Housing & Homelessness

In the Housing and Homelessness Programme, we focus on preventing homelessness by funding sustainable solutions that improve the economic and social wellbeing of marginalised youth, adults and families. We have three priorities: promoting economic self-sufficiency; increasing the availability and supply of affordable housing; and preventing homelessness.

Grants within the programme are wide-ranging in size. We partner with organisations working both nationally and locally in Boston, New York and Philadelphia in the United States and in London, Belfast, South Wales, Glasgow and Birmingham in the United Kingdom. Within each location, we aim to fund projects relevant to the three priorities. In addition, we have adopted specific objectives that recognise particular issues in some of the localities where we make grants.

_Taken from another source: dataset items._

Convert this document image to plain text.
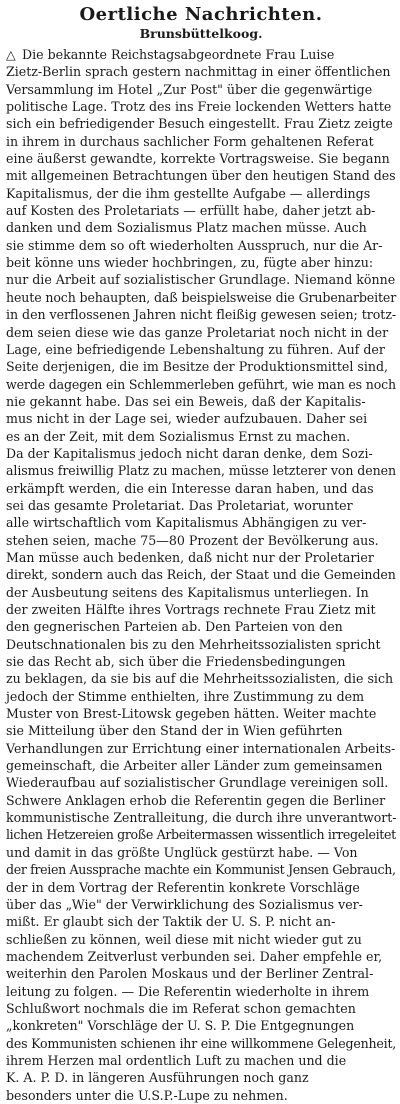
Oertliche Nachrichten.
Brunsbüttelkoog.
△  Die bekannte Reichstagsabgeordnete Frau Luise
Zietz-Berlin sprach gestern nachmittag in einer öffentlichen
Versammlung im Hotel „Zur Post" über die gegenwärtige
politische Lage. Trotz des ins Freie lockenden Wetters hatte
sich ein befriedigender Besuch eingestellt. Frau Zietz zeigte
in ihrem in durchaus sachlicher Form gehaltenen Referat
eine äußerst gewandte, korrekte Vortragsweise. Sie begann
mit allgemeinen Betrachtungen über den heutigen Stand des
Kapitalismus, der die ihm gestellte Aufgabe — allerdings
auf Kosten des Proletariats — erfüllt habe, daher jetzt ab-
danken und dem Sozialismus Platz machen müsse. Auch
sie stimme dem so oft wiederholten Ausspruch, nur die Ar-
beit könne uns wieder hochbringen, zu, fügte aber hinzu:
nur die Arbeit auf sozialistischer Grundlage. Niemand könne
heute noch behaupten, daß beispielsweise die Grubenarbeiter
in den verflossenen Jahren nicht fleißig gewesen seien; trotz-
dem seien diese wie das ganze Proletariat noch nicht in der
Lage, eine befriedigende Lebenshaltung zu führen. Auf der
Seite derjenigen, die im Besitze der Produktionsmittel sind,
werde dagegen ein Schlemmerleben geführt, wie man es noch
nie gekannt habe. Das sei ein Beweis, daß der Kapitalis-
mus nicht in der Lage sei, wieder aufzubauen. Daher sei
es an der Zeit, mit dem Sozialismus Ernst zu machen.
Da der Kapitalismus jedoch nicht daran denke, dem Sozi-
alismus freiwillig Platz zu machen, müsse letzterer von denen
erkämpft werden, die ein Interesse daran haben, und das
sei das gesamte Proletariat. Das Proletariat, worunter
alle wirtschaftlich vom Kapitalismus Abhängigen zu ver-
stehen seien, mache 75—80 Prozent der Bevölkerung aus.
Man müsse auch bedenken, daß nicht nur der Proletarier
direkt, sondern auch das Reich, der Staat und die Gemeinden
der Ausbeutung seitens des Kapitalismus unterliegen. In
der zweiten Hälfte ihres Vortrags rechnete Frau Zietz mit
den gegnerischen Parteien ab. Den Parteien von den
Deutschnationalen bis zu den Mehrheitssozialisten spricht
sie das Recht ab, sich über die Friedensbedingungen
zu beklagen, da sie bis auf die Mehrheitssozialisten, die sich
jedoch der Stimme enthielten, ihre Zustimmung zu dem
Muster von Brest-Litowsk gegeben hätten. Weiter machte
sie Mitteilung über den Stand der in Wien geführten
Verhandlungen zur Errichtung einer internationalen Arbeits-
gemeinschaft, die Arbeiter aller Länder zum gemeinsamen
Wiederaufbau auf sozialistischer Grundlage vereinigen soll.
Schwere Anklagen erhob die Referentin gegen die Berliner
kommunistische Zentralleitung, die durch ihre unverantwort-
lichen Hetzereien große Arbeitermassen wissentlich irregeleitet
und damit in das größte Unglück gestürzt habe. — Von
der freien Aussprache machte ein Kommunist Jensen Gebrauch,
der in dem Vortrag der Referentin konkrete Vorschläge
über das „Wie" der Verwirklichung des Sozialismus ver-
mißt. Er glaubt sich der Taktik der U. S. P. nicht an-
schließen zu können, weil diese mit nicht wieder gut zu
machendem Zeitverlust verbunden sei. Daher empfehle er,
weiterhin den Parolen Moskaus und der Berliner Zentral-
leitung zu folgen. — Die Referentin wiederholte in ihrem
Schlußwort nochmals die im Referat schon gemachten
„konkreten" Vorschläge der U. S. P. Die Entgegnungen
des Kommunisten schienen ihr eine willkommene Gelegenheit,
ihrem Herzen mal ordentlich Luft zu machen und die
K. A. P. D. in längeren Ausführungen noch ganz
besonders unter die U.S.P.-Lupe zu nehmen.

In the Housing and Homelessness Programme, we partner with organisations working on a national basis and also those with a local focus within the programme geographies. Grants within the programme are wide-ranging in size. Like other Oak programmes, we target the most vulnerable groups, promote long-term outcomes and adhere to Oak Foundation's overall principles.

Priority Areas
We have three core priorities:

To increase economic self-sufficiency by:

  • equipping homeless people and those at risk of homelessness with skills to move towards economic stability, enabling them to overcome barriers to employment and encouraging sustained employment;
  • increasing the impact of entitlements and defending them against cuts;  
  • maximising income through wage growth and enabling people to secure and maintain their entitlements; and
  • challenging pricing mechanisms that disadvantage low-income households.

To improve the supply of low-income housing and housing opportunity by:

  • identifying and exploring enhancements to systems for developing and financing low-income housing;
  • providing a catalyst for the development of low-income housing;
  • defending existing low-income housing and encouraging the re-use of vacant housing; and
  • increasing the social value of existing or planned low-income housing by enhancing its management.

To prevent homelessness by:

  • advocating for people facing a housing crisis, who are living in public housing, the private rented sector or who are low-income homeowners;
  • identifying groups who are at greater risk of homelessness and encouraging early intervention and support; and
  • challenging structures and policies that compromise people's ability to achieve housing stability.

 

City objectives

Within each location in which the programme funds, we aim to fund projects relevant to the three priorities. In addition, we have adopted specific objectives that recognise particular issues in some of the localities where we make grants.

Boston – Reducing family homelessness by supporting shelter and other service providers to help homeless families in a timely, effective and efficient way.
Our grant-making currently focuses on:

  • improving the choices available to and capacity of low income, vulnerable families at risk of homelessness; and
  • ensuring the system responds to the needs of homeless families, particularly young homeless families requiring intensive support to develop the skills to move away from homelessness permanently.

Northern Ireland – Reducing fuel poverty.
Our grant-making currently focuses on:

  • enhancing the targeting of existing resources to combat fuel poverty;
  • providing the bridge between different sources of funding; and
  • supporting the development of lower pricing for low-income households.

New York and London – Supporting services that enable military veterans who
are homeless and/or have experience of the criminal justice system to stay housed and crimefree.

Our grant-making currently focuses on:

  • learning about the combined experience of military service, homelessness and offending;
  • creating partnerships that break down sector barriers; and
  • ensuring individuals are not excluded from services.

Philadelphia – Enhancing repair programmes for privately owned low-income
housing.

Our grant-making currently focuses on:

  • carrying out ‘whole house’ repairs;
  • strengthening neighbourhoods by taking a holistic approach to repairing homes in concentrated areas; and
  • combining funding to increase impact.

Our geographic focus is currently on: Boston, New York and Philadelphia in the United States; London, Belfast, South Wales, Glasgow and Birmingham in the United Kingdom; and Ranchi and Kolkata in India. Projects which have national impact in the US and the UK are also funded.

We fund initiatives that have an impact on:

Individuals – by improving the quality of life and housing opportunities for groups of individuals;

The wider community (sometimes defined by geography or the target group) – by having an impact that goes beyond the direct beneficiaries of a project (i.e., by encouraging the replication of proven solutions and amplifying the collective voice of homeless people).

Organisations – by enabling organisations to develop financial stability, create a robust infrastructure and address identified weaknesses.

Society – by changing systems and services (e.g., securing mainstream funding for new and proven solutions or removing structural and cultural barriers that hamper individual success). Projects funded include those that mobilise communities, but also those that persuade, negotiate and demonstrate the efficacy of change.